Affiliation Fee for each course; 5. Affiliation Fee for each additional section; 6. Initial Affiliation fee to start an institution; 7. Permanent
Affiliation fee to the College; 8. Continuation of affiliation for each course; 9. Increase in intake for each course for permanent basis
processing fee & 10. Penal fee for receipt of late application is not exempted vide Sl. No. 66 of Notification No. 12/2017-C.T. (Rate) :
dated 28th June, 2017 as amended by 02/2018-C.T. (Rate) :, dated 25-1- 2018 for the reasons stated in para 7 above.
Illustrations

• Works contract under schedule II - treated as supply of services.

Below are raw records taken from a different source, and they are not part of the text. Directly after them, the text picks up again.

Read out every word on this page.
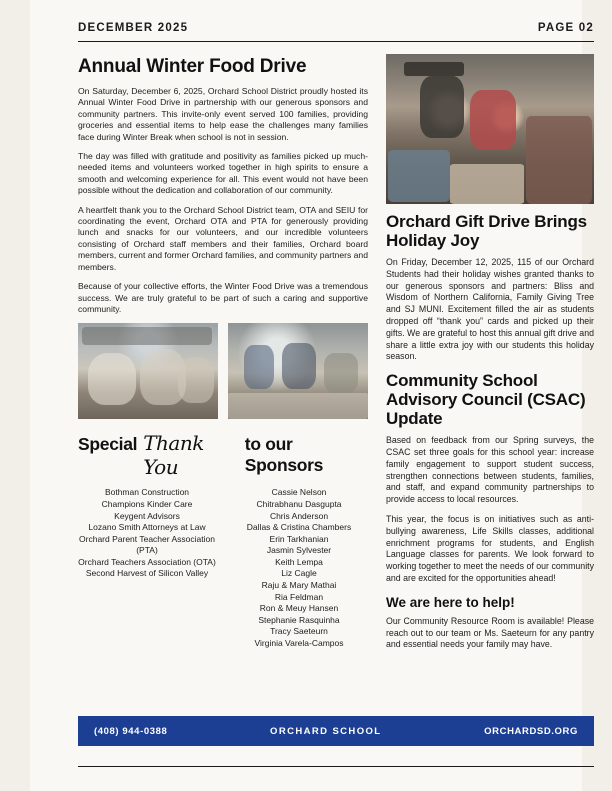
DECEMBER 2025	PAGE 02
Annual Winter Food Drive

On Saturday, December 6, 2025, Orchard School District proudly hosted its Annual Winter Food Drive in partnership with our generous sponsors and community partners. This invite-only event served 100 families, providing groceries and essential items to help ease the challenges many families face during Winter Break when school is not in session.

The day was filled with gratitude and positivity as families picked up much-needed items and volunteers worked together in high spirits to ensure a smooth and welcoming experience for all. This event would not have been possible without the dedication and collaboration of our community.

A heartfelt thank you to the Orchard School District team, OTA and SEIU for coordinating the event, Orchard OTA and PTA for generously providing lunch and snacks for our volunteers, and our incredible volunteers consisting of Orchard staff members and their families, Orchard board members, current and former Orchard families, and community partners and members.

Because of your collective efforts, the Winter Food Drive was a tremendous success. We are truly grateful to be part of such a caring and supportive community.

Special Thank You
to our Sponsors
Bothman Construction
Champions Kinder Care
Keygent Advisors
Lozano Smith Attorneys at Law
Orchard Parent Teacher Association (PTA)
Orchard Teachers Association (OTA)
Second Harvest of Silicon Valley
Cassie Nelson
Chitrabhanu Dasgupta
Chris Anderson
Dallas & Cristina Chambers
Erin Tarkhanian
Jasmin Sylvester
Keith Lempa
Liz Cagle
Raju & Mary Mathai
Ria Feldman
Ron & Meuy Hansen
Stephanie Rasquinha
Tracy Saeteurn
Virginia Varela-Campos
Orchard Gift Drive Brings Holiday Joy

On Friday, December 12, 2025, 115 of our Orchard Students had their holiday wishes granted thanks to our generous sponsors and partners: Bliss and Wisdom of Northern California, Family Giving Tree and SJ MUNI. Excitement filled the air as students dropped off “thank you” cards and picked up their gifts. We are grateful to host this annual gift drive and share a little extra joy with our students this holiday season.

Community School Advisory Council (CSAC) Update

Based on feedback from our Spring surveys, the CSAC set three goals for this school year: increase family engagement to support student success, strengthen connections between students, families, and staff, and expand community partnerships to provide access to local resources.

This year, the focus is on initiatives such as anti-bullying awareness, Life Skills classes, additional enrichment programs for students, and English Language classes for parents. We look forward to working together to meet the needs of our community and are excited for the opportunities ahead!

We are here to help!

Our Community Resource Room is available! Please reach out to our team or Ms. Saeteurn for any pantry and essential needs your family may have.

(408) 944-0388	ORCHARD SCHOOL	ORCHARDSD.ORG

It means a contract wherein
transfer of property in goods is involved in the execution of such contract and includes contract
for building, construction, fabrication, completion, erection, installation, fitting out,
improvement, modification, repair, maintenance, renovation, alteration or commissioning of any 
immovable property.
• An agent supplies a tourism package consisting of air-ticket, hotel room, transport, tourist guide
and tour to various sites and he charges a single price. The supply is a composite supply where
the main supply is the tour and the other components are seen as integral or incidental to the
main supply.
• Restaurant services - composite as services even if goods sold together
• Laptop - with laptop bag composite supply
Pracitce

• Decide if the following is a mixed supply of a composite supply


1. Boarding school provides boarding services + education which is exempt service. The overall services?
2. Supplier of TV also providing installation services.
3. A supply of package consisting of canned foods (5%), sweets(18%), chocolates(18%), cakes(5%), dry fruits(12%) ,
aerated drink(28%) and fruit juices (12%). What would be applicable tax rate in the above case?
4. Yearly service package for replacement of parts too.